REPUBLIKA.CO.ID, LEIDEN -- Pameran Mentawai berlangsung pada 21 Oktober 2017 sampai 28 Mei 2018 di Museum Volkenkunde, Leiden, Belanda. Dalam pameran ini, pengunjung dapat melihat beragam bentuk peralatan tradisional unik, benda seni dan juga latar belakang sejarah kehidupan suku Mentawai.
Mentawai telah mengalami perkembangan, tapi sampai saat ini, masih menunjukkan dua sisi budaya yang kuat. Yaitu kehidupan sosial budaya masyarakat asli yang masih tradisional maupun yang telah mengalami kemajuan ke arah budaya modern jelas Atase Pendidikan dan Kebudayaan KBRI Den Haag, Prof Dr Bambang H Wibisono seperti dikutip dari rilis pers yang diterima oleh Republika.co.id. Pameran ini dibuka langsung oleh Duta Besar Indonesia untuk kerajaan Belanda, I Gusti Agung Wesaka Puja dan Direktur Museum Volkenkunde, Stijn Schoonderwoerd.

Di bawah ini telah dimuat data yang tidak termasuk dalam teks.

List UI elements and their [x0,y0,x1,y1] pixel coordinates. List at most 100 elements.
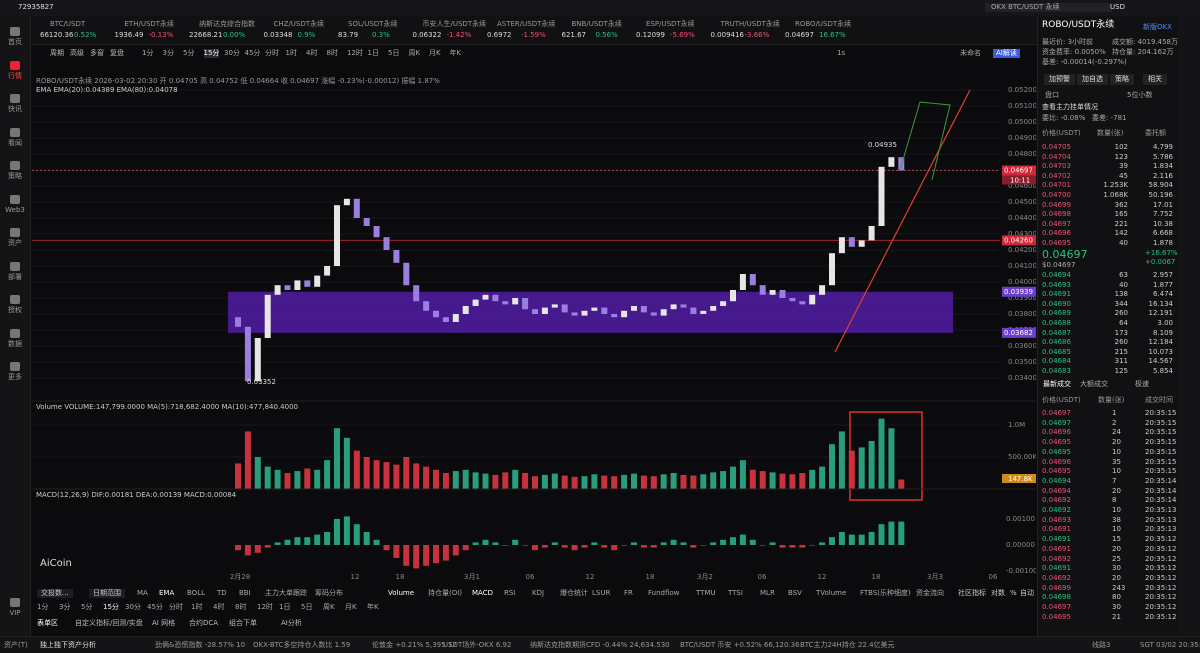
sidebar-label[interactable]: 授权 [8,306,22,314]
sidebar-label[interactable]: 更多 [8,373,22,381]
indicator-main[interactable]: TD [217,589,227,597]
indicator-sub[interactable]: MLR [760,589,775,597]
sidebar-icon[interactable] [10,161,20,170]
indicator-right[interactable]: % [1010,589,1017,597]
depth[interactable]: 盘口 [1045,91,1059,99]
sidebar-icon[interactable] [10,94,20,103]
tool-tab[interactable]: AI分析 [281,619,302,627]
sidebar-icon[interactable] [10,295,20,304]
currency[interactable]: USD [1110,3,1125,11]
indicator-main[interactable]: 主力大单跟踪 [265,589,307,597]
indicator-tab[interactable]: 交投数... [37,589,73,598]
ticker-name[interactable]: BNB/USDT永续 [571,20,622,28]
period[interactable]: 1日 [367,49,379,57]
indicator-right[interactable]: 自动 [1020,589,1034,597]
indicator-sub[interactable]: Volume [388,589,415,597]
sidebar-label[interactable]: VIP [9,609,21,617]
ticker-name[interactable]: ASTER/USDT永续 [497,20,556,28]
period[interactable]: 1分 [142,49,154,57]
ticker-name[interactable]: BTC/USDT [50,20,86,28]
toolbar-item[interactable]: 高级 [70,49,84,57]
sidebar-label[interactable]: 资产 [8,239,22,247]
period-bottom[interactable]: 30分 [125,603,141,611]
sidebar-label[interactable]: 首页 [8,38,22,46]
toolbar-right[interactable]: 1s [837,49,846,57]
toolbar-right[interactable]: 未命名 [960,49,981,57]
sidebar-icon[interactable] [10,362,20,371]
indicator-sub[interactable]: 资金流向 [916,589,944,597]
ticker-name[interactable]: SOL/USDT永续 [348,20,398,28]
indicator-sub[interactable]: RSI [504,589,516,597]
sidebar-icon[interactable] [10,328,20,338]
toolbar-right[interactable]: AI解读 [993,49,1020,58]
indicator-main[interactable]: MA [137,589,148,597]
trade-tab[interactable]: 大额成交 [1080,380,1108,388]
period[interactable]: 45分 [244,49,261,57]
sidebar-label[interactable]: 部署 [8,272,22,281]
sidebar-icon[interactable] [10,27,20,36]
sidebar-label[interactable]: 行情 [8,71,22,80]
sidebar-label[interactable]: 快讯 [8,105,22,113]
trade-tab[interactable]: 最新成交 [1043,380,1071,388]
indicator-tab[interactable]: 日期范围 [89,589,125,598]
period-bottom[interactable]: 月K [345,603,357,611]
indicator-sub[interactable]: KDJ [532,589,545,597]
indicator-main[interactable]: BBI [239,589,251,597]
indicator-right[interactable]: 对数 [991,589,1005,597]
sidebar-icon[interactable] [10,127,20,137]
toolbar-item[interactable]: 周期 [50,49,64,57]
period-bottom[interactable]: 3分 [59,603,71,611]
ticker-name[interactable]: CHZ/USDT永续 [273,20,325,28]
indicator-sub[interactable]: MACD [472,589,493,597]
tool-tab[interactable]: 组合下单 [229,619,257,627]
indicator-main[interactable]: BOLL [187,589,205,597]
period[interactable]: 8时 [326,49,338,57]
period-bottom[interactable]: 周K [323,603,335,611]
period[interactable]: 5日 [388,49,400,57]
ticker-name[interactable]: 币安人生/USDT永续 [422,20,487,28]
trade-tab[interactable]: 极速 [1135,380,1149,388]
sidebar-icon[interactable] [10,194,20,204]
period[interactable]: 1时 [285,49,297,57]
sidebar-icon[interactable] [10,60,20,70]
ticker-name[interactable]: TRUTH/USDT永续 [720,20,780,28]
indicator-sub[interactable]: LSUR [592,589,611,597]
period-bottom[interactable]: 1分 [37,603,49,611]
toolbar-item[interactable]: 复盘 [110,49,124,57]
period-bottom[interactable]: 15分 [103,603,119,611]
toolbar-item[interactable]: 多窗 [90,49,104,57]
panel-button[interactable]: 相关 [1143,74,1167,85]
period[interactable]: 年K [449,49,462,57]
panel-button[interactable]: 策略 [1110,74,1134,85]
depth[interactable]: 5位小数 [1127,91,1153,99]
tool-tab[interactable]: 合约DCA [189,619,219,627]
period[interactable]: 4时 [306,49,318,57]
period-bottom[interactable]: 5日 [301,603,313,611]
period-bottom[interactable]: 8时 [235,603,247,611]
period[interactable]: 周K [408,49,421,57]
sidebar-label[interactable]: 看闻 [8,138,22,147]
period-bottom[interactable]: 1时 [191,603,203,611]
sidebar-icon[interactable] [10,261,20,271]
period[interactable]: 3分 [162,49,174,57]
indicator-sub[interactable]: TTSI [728,589,743,597]
period-bottom[interactable]: 1日 [279,603,291,611]
indicator-sub[interactable]: BSV [788,589,802,597]
indicator-main[interactable]: EMA [159,589,175,597]
indicator-right[interactable]: 社区指标 [958,589,986,597]
sidebar-label[interactable]: 数据 [8,339,22,348]
period[interactable]: 12时 [347,49,363,57]
period-bottom[interactable]: 5分 [81,603,93,611]
period[interactable]: 15分 [203,49,220,58]
main-orders[interactable]: 查看主力挂单情况 [1042,103,1098,111]
tool-tab[interactable]: 表单区 [37,619,58,627]
sidebar-icon[interactable] [10,598,20,607]
indicator-sub[interactable]: FR [624,589,633,597]
period-bottom[interactable]: 12时 [257,603,273,611]
sidebar-label[interactable]: 策略 [8,172,22,180]
period-bottom[interactable]: 年K [367,603,379,611]
indicator-sub[interactable]: TTMU [696,589,716,597]
indicator-sub[interactable]: FTBS(乐种细度) [860,589,911,597]
period-bottom[interactable]: 4时 [213,603,225,611]
period[interactable]: 分时 [265,49,279,57]
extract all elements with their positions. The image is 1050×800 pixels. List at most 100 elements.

Pameran yang diadakan oleh Leiden Asian Year 2017 dan festival Europalia Indonesia Arts ini diharapkan dapat memperkenalkan salah satu kekayaan budaya Indonesia. Kehidupan suku Mentawai dikenal memiliki nilai seni dan sejarah yang penting. Mereka hidup di kepulauan yang berjarak sekitar 100 kilometer di sebelah barat pantai Sumatera.
Kekayaan seni yang dimiliki suku Mentawai mejadi daya tarik tersendiri bagi pengunjung Museum Volkenkunde- Leiden kali ini. Menurut Wibisono, Museum Volkenkunde selama ini memiliki koleksi dari Mentawai, tapi sayangnya belum begitu banyak diketahui masyarakat Eropa.
Suku Mentawai sampai hari ini masih hidup dengan kepercayaan leluhur selama berabad-abad dan juga memegang kuat adat istiadat. Misalnya kepercayaan bahwa semua yang ada di dunia ini memiliki jiwa. Termasuk tumbuhan, benda-benda seni dan peralatan tradisional. Jadi pemilik jiwa bukan hanya manusia dan hewan saja. Untuk itu, semua makhluk dan benda harus dihargai serta diperlakukan secara baik. Mereka menyadari pentingnya menjaga keseimbangan alam.
Terlihat beberapa pengunjung mengamati satu persatu benda-benda tradisional yang dipakai suku Mentawai dalam kehidupan mereka sehari-hari. Seperti alat pertanian, alat penangkap ikan, senjata untuk berburu bahkan perhiasan yang mereka gunakan saat upacara adat maupun dalam keseharian. Ada juga film dokumenter singkat tentang kehidupan suku Mentawai.
Salah satu pengunjung, Rosalien mengatakan pameran ini sangat menarik. "Banyak hal baru dan penting untuk diketahui. Yang menarik adalah bagaimana masyarakat yang begitu kuat memegang adat sejak zaman dulu kala dengan pengetahuan terbatas ini mampu memahami keseimbangan alam," ujarnya.
Agar dapat dipahami pengunjung, ahli Mentawai dan guru besar antropologi Indonesia di Universitas Leiden, Reimar Schefol memberikan penjelasan terkait benda-benda yang ada di ruangan tersebut. Fokus pameran Mentawai ini adalah melihat bagaimana suku Mentawai mempertahankan nilai-nilai tradisi mereka di zaman modern. Lalu sejauh mana penduduk kepulauan Mentawai ingin menjadi bagian dari dunia di zaman globalisasi. Dan bagaimana mereka menggabungkan tradisi lama dengan kehidupan di abad 21.
Setelah pembukaan, acara dilanjutkan dengan penyerahan eksemplar pertama dari publikasi Toys for the Souls. Life and Art on the Mentawai Island kepada Juniator Tulius, antropolog lulusan universitas Leiden yang juga putra asli Mentawai. Dalam kesempatan ini, museum Volkenkunde juga melansir situs koleksi tematis tentang Mentawai secara lengkap dalam bahasa Indonesia.